Puasa dari Syahwat Kekuasaan

Puasa dari Syahwat Kekuasaan

Nadirsyah SAg LLM, Dosen Hukum Islam Program Studi Perbandingan Mazhab Fakultas Syariah dan Hukum UIN Syarif Hidayatullah Jakarta

Syahwat adalah bagian dari tabiat naluri manusia. Tidak ada manusia yang tidak punya syahwat. Islam hadir bukan untuk menutup pintu syahwat, tapi untuk mengontrol dan menyalurkannya dengan tepat dan proporsional.

Ibadah puasa adalah salah satu latihan untuk mengendalikan syahwat kemanusiaan kita. Imam al-Ghazali dalam kitab Ihya menjelaskan bahwa puasa itu bertujuan supaya manusia tidak terjerumus syahwatnya. Itu sebabnya terhadap perkara yang halal sekalipun, seperti makanan, minuman, dan seks, kita diminta untuk menahan diri di siang hari. Apalagi terhadap hal yang haram.

Namun, apa yang terjadi? Pada bulan puasa, justru kebutuhan rumah tangga meningkat. Ketika kita sudah berpuasa di siang hari, syahwat kita memuncak untuk menikmati hidangan yang sejatinya tidak pernah hadir di meja makan kita di luar Ramadan.

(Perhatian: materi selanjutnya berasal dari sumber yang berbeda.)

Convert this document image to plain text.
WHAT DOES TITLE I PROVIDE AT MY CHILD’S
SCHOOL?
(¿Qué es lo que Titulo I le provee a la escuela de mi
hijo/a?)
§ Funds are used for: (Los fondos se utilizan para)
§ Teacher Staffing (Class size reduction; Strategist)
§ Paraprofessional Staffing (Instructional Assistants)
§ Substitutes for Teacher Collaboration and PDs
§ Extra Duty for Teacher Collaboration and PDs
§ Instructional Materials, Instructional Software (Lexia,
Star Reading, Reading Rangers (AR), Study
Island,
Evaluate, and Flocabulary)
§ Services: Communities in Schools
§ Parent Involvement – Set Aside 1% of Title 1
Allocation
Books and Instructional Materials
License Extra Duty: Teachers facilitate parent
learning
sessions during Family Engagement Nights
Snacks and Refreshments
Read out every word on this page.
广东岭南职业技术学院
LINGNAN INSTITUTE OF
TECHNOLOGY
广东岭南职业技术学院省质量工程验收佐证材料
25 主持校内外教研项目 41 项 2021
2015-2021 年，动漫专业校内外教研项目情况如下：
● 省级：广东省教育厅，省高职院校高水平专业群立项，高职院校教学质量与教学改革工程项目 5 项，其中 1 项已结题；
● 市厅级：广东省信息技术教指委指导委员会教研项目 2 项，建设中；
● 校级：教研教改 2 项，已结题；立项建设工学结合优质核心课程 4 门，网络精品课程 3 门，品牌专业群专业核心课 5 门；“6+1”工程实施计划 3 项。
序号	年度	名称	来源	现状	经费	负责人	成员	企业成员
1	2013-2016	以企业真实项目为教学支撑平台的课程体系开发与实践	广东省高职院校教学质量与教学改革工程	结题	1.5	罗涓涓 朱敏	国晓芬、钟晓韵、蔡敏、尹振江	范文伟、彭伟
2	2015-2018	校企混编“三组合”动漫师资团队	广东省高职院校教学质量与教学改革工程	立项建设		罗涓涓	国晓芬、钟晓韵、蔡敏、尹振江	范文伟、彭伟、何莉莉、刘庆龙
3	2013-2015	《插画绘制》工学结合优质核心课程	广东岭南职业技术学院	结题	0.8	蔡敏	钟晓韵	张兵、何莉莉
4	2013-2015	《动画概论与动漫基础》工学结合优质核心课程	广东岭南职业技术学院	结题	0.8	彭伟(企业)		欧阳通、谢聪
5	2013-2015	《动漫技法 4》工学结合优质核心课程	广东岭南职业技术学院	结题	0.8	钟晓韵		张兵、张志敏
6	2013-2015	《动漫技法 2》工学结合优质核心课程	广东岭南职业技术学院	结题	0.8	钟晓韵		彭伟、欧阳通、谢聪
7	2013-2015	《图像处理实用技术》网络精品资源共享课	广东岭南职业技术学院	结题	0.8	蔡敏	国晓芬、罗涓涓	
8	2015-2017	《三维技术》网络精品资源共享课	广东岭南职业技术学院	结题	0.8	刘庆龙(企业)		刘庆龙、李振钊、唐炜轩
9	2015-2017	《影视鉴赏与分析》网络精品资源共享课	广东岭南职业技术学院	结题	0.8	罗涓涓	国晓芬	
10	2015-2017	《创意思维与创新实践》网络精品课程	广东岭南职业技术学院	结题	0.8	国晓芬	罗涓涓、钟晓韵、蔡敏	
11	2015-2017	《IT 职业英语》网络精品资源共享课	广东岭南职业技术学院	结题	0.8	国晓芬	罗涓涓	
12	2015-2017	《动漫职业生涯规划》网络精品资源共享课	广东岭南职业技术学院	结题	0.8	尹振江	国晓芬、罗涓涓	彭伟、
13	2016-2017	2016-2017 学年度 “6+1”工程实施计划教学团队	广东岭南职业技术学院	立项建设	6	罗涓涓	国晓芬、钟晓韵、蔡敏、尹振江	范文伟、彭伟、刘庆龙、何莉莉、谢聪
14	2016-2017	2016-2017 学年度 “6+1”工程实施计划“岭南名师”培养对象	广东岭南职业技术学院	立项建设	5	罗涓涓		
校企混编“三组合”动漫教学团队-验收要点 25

Timun suri, kolak pisang, kurma, dan es kelapa muda, sekadar menyebut hidangan takjil. Belum lagi hasrat untuk membeli pakaian serba baru. Lalu di penghujung Ramadan nanti, tradisi mudik juga mengeluarkan biaya yang tak sedikit. Puasa tak lagi sekadar ritual, tapi sudah menjadi bagian dari budaya konsumerisme. Celakanya, harga bahan pokok pun meningkat tajam mengikuti kaidah supply dan demand.

Selain syahwat yang berupa naluri manusia seperti makanan, minuman, dan seks, terdapat pula syahwat jenis lain yang mengintai kita, yaitu syahwat kekuasaan. Terkenal adagium bahwa ‘Semua orang bisa tahan dengan kesengsaraan, tapi bila kau ingin mengetahui karakter seseorang, berilah dia kekuasaan’.

Puasa selalu diberi makna sebagai bagian dari solidaritas sosial, yaitu kita belajar merasakan kesengsaraan orang fakir-miskin yang sepanjang tahun ‘berpuasa’ dari kebutuhan dasar manusia. Kita berlatih merasakan pedihnya penderitaan mereka selama sebulan di bulan Ramadan. Umumnya kita bisa lulus ujian ‘kesengsaraan’ ini.

Akan tetapi, kita boleh jadi gagal dalam ujian syahwat kekuasaan. Merasakan pedihnya penderitaan orang lain tidak akan ada artinya kalau kita gagal mengubah ketimpangan sosial yang ada. Yang fakir dan miskin pada bulan Ramadan tahun lalu, boleh jadi kini bertambah banyak jumlahnya.

Alih-alih membantu mereka agar keluar dari garis kemiskinan, kita malah menjadikan kepedihan hidup mereka sebagai cara mendekatkan diri kita pada Tuhan di bulan Ramadan. Tentu menjadi ironis bukan?

Itu sebabnya bulan Ramadan tidak hanya berisi menahan syahwat, tapi kita juga diwajibkan menolong fakir dan miskin lewat zakat fitrah. Tapi tidak mungkin rasanya kita menghapus ketimpangan sosial hanya lewat beras 2-3 kilogram.

Ketimpangan sosial terjadi akibat sebagian pihak tidak bisa menahan syahwat kekuasaannya sehingga kue pembangunan hanya dirasakan oleh segelintir elite semata. Ibadah di bulan Ramadan sebaiknya mampu membuat para elite di negara kita untuk tidak hanya menahan syahwat berupa makanan dan seks semata, tapi juga menahan diri dari terus memperkaya diri, atau hendak memperpanjang jabatan, dan lalu melupakan pelayanan terbaik untuk rakyat.

Puasa mengajari kita untuk mengubah kekuasaan dari sekadar syahwat menjadi maslahat untuk semuanya. Semoga.